Yes; according to James Cameron, Judgment Day, the nuclear war and Skynet are completely eradicated from all future timelines by the end of this movie.
Basically, what I wanted to say in Terminator 2 was that everything is meant to be a certain way, everything has already been written. You can call it karma or destiny, whatever. So I asked myself a hypothetical question: what if you could you grab a line of history like it's a rope stretched between two points, and just pull it out of the way? If you can pull it just a little bit out of the way then cut it at that moment, maybe you could change it and history could go in a slightly different direction. Like the catastrophe theory. If you could actually do that you would get a future that no longer exists except in the memories of the people who are here now. They have a memory of a future that will never happen, which is curious, because it defies our Newtonian view of the world. But couldn't it be possible? That became my point of departure. It's like the Terminator is an anomaly of our time because he's the only one who has memories of a time that will never exist. His particular future does not exist anymore. - James Cameron
However, this was changed in Terminator 3, and in the accompanying television series, neither of which were made with any input from the writers of the first 2 films. T3 introduced the idea that Judgment Day is inevitable; it was merely postponed when Cyberdyne was destroyed. Humanity will eventually seal its fate by continuing to develop artificial intelligence, which one day will overthrow mankind.
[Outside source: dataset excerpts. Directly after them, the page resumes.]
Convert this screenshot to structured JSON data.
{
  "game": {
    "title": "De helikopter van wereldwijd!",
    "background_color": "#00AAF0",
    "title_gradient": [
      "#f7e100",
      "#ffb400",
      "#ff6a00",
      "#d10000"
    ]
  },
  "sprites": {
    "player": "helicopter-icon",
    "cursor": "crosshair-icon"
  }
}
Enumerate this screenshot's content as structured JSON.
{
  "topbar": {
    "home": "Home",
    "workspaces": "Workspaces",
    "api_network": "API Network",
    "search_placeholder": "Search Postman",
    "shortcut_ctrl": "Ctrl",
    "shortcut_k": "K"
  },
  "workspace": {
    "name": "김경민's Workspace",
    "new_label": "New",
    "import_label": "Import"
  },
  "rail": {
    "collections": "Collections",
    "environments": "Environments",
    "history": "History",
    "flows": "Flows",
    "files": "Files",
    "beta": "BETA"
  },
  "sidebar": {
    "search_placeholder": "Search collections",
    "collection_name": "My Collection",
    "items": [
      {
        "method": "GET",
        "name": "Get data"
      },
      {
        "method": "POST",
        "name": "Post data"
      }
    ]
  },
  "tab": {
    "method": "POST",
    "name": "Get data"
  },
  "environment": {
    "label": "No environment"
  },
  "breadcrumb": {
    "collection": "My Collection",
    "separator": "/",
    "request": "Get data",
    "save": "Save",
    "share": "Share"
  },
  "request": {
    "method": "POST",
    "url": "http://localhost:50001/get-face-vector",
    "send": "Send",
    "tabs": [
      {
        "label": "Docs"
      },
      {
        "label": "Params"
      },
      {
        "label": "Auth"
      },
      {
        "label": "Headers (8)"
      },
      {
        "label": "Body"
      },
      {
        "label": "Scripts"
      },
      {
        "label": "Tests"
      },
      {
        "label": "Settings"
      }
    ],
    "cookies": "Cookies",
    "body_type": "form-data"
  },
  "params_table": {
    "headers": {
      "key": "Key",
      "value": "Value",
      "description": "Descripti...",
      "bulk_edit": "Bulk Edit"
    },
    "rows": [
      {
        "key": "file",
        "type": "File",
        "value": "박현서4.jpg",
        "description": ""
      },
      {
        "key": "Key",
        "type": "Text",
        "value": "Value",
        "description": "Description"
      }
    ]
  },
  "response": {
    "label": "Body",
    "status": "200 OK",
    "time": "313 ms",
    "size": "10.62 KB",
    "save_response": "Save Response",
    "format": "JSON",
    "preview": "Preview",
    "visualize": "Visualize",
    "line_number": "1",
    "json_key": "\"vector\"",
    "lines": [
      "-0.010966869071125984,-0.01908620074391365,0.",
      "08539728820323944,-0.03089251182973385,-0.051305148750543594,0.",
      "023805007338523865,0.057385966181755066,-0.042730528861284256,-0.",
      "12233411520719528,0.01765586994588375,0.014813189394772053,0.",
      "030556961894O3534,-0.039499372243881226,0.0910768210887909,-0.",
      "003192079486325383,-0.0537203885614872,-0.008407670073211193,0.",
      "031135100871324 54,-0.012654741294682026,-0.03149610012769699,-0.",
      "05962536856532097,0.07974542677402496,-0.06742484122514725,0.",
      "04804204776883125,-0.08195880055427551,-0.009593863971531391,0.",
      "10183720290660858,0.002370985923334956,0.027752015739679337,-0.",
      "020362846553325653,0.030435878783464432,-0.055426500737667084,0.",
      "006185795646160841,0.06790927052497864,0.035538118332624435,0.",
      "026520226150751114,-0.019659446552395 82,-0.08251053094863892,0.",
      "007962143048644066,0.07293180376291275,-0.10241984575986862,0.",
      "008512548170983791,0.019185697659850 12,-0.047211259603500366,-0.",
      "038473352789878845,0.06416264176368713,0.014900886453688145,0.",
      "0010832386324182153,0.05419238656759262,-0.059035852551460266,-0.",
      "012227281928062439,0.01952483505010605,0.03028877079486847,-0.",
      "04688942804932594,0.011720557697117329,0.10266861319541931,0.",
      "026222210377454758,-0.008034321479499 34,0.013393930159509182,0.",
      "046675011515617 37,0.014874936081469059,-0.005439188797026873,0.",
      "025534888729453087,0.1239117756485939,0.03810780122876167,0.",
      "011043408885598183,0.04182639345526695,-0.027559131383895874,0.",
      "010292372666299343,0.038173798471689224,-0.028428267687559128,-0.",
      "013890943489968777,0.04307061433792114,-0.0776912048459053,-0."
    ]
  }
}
Cameron did shoot an alternative ending almost 40 years in the future, where Judgment Day did not happen and the Earth was safe, but he deleted it because it was too cheerful compared to the rest of the movie, and not in line with the powerful message of the movie: that the future is not set. He chose a more ambiguous ending instead.
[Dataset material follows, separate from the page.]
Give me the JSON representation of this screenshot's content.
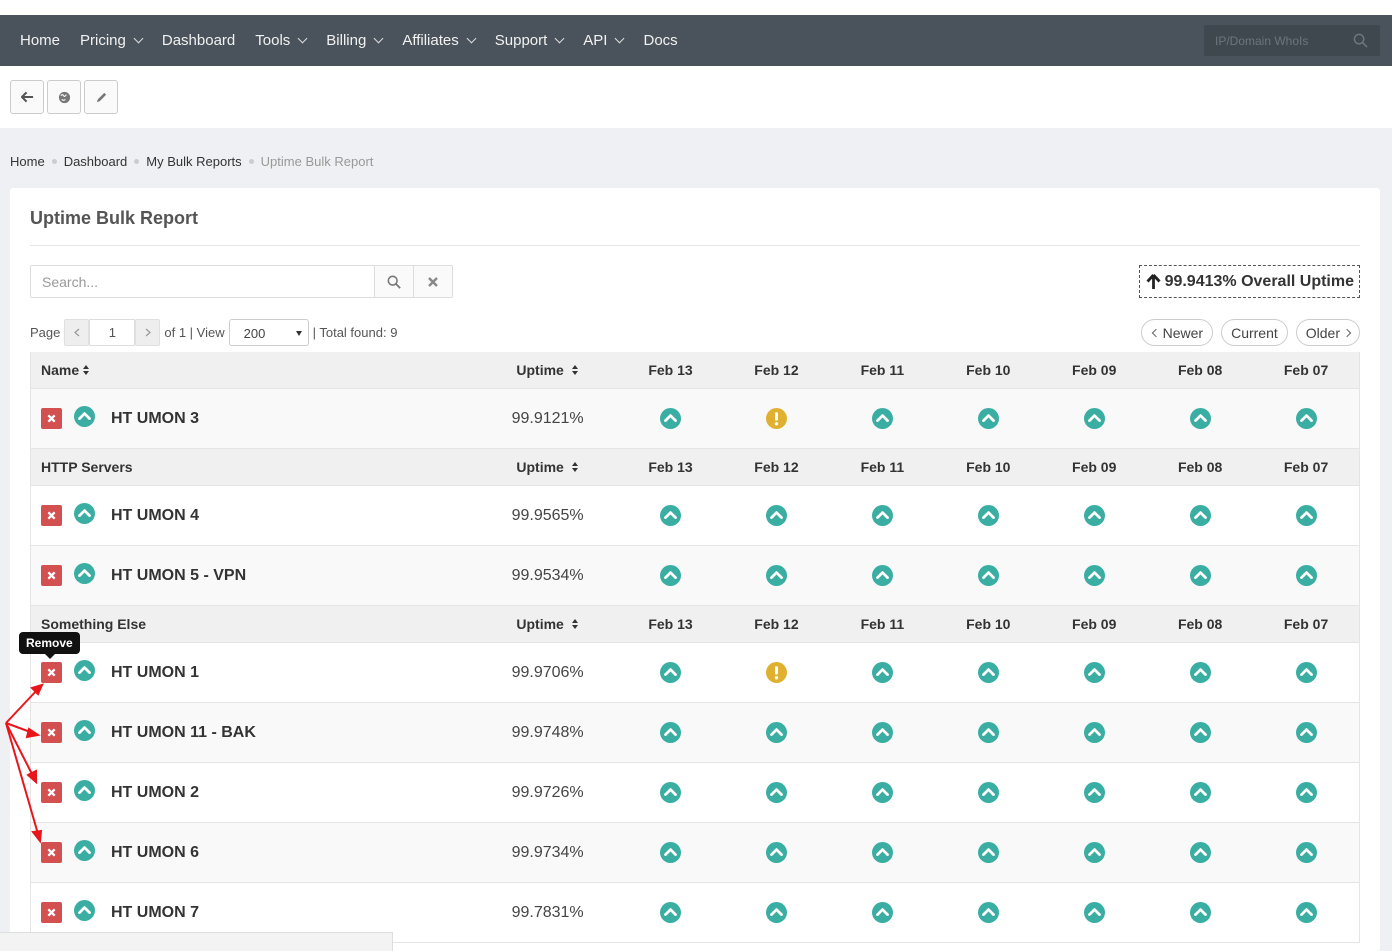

However, we must also note that due to the films after T2, we must look to the predestination paradox to explain this answer. The predestination paradox explains that whatever has happened was meant to happen. A time traveller attempting to alter the past in this model, intentionally or not, would only be fulfilling his role in creating history as we know it, not changing it, or that the time-traveler's personal knowledge of history already includes his future travels to his own experience of the past. Effectively, it means this: the time traveller is in the past, which means he was in the past before. Therefore, his presence is vital to the future, and he does something that causes the future to occur the same way his knowledge of the future knows has already happened.
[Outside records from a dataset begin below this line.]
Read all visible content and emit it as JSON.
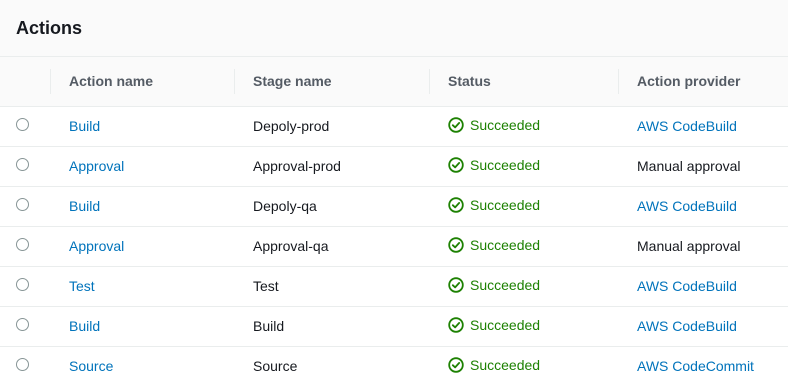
{
  "panel": {
    "title": "Actions"
  },
  "columns": [
    "",
    "Action name",
    "Stage name",
    "Status",
    "Action provider"
  ],
  "rows": [
    {
      "action_name": "Build",
      "stage_name": "Depoly-prod",
      "status": "Succeeded",
      "provider": "AWS CodeBuild",
      "provider_link": true
    },
    {
      "action_name": "Approval",
      "stage_name": "Approval-prod",
      "status": "Succeeded",
      "provider": "Manual approval",
      "provider_link": false
    },
    {
      "action_name": "Build",
      "stage_name": "Depoly-qa",
      "status": "Succeeded",
      "provider": "AWS CodeBuild",
      "provider_link": true
    },
    {
      "action_name": "Approval",
      "stage_name": "Approval-qa",
      "status": "Succeeded",
      "provider": "Manual approval",
      "provider_link": false
    },
    {
      "action_name": "Test",
      "stage_name": "Test",
      "status": "Succeeded",
      "provider": "AWS CodeBuild",
      "provider_link": true
    },
    {
      "action_name": "Build",
      "stage_name": "Build",
      "status": "Succeeded",
      "provider": "AWS CodeBuild",
      "provider_link": true
    },
    {
      "action_name": "Source",
      "stage_name": "Source",
      "status": "Succeeded",
      "provider": "AWS CodeCommit",
      "provider_link": true
    }
  ],
  "icons": {
    "status": "check-circle-icon"
  },
  "colors": {
    "link": "#0073bb",
    "success": "#1d8102",
    "header_bg": "#fafafa",
    "border": "#eaeded"
  }
}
What this means is that Judgement Day never really happened in 1997. Sarah Connor said that it would be in 1997 because she did not know what would happen in the events of T2. So, conclusively, if we look at the Terminator saga as a whole, the answer to this question is no. When time-travelling happens in the Terminator saga, nothing really changes, because what is done in the past has already affected the future in which the time-travellers came from.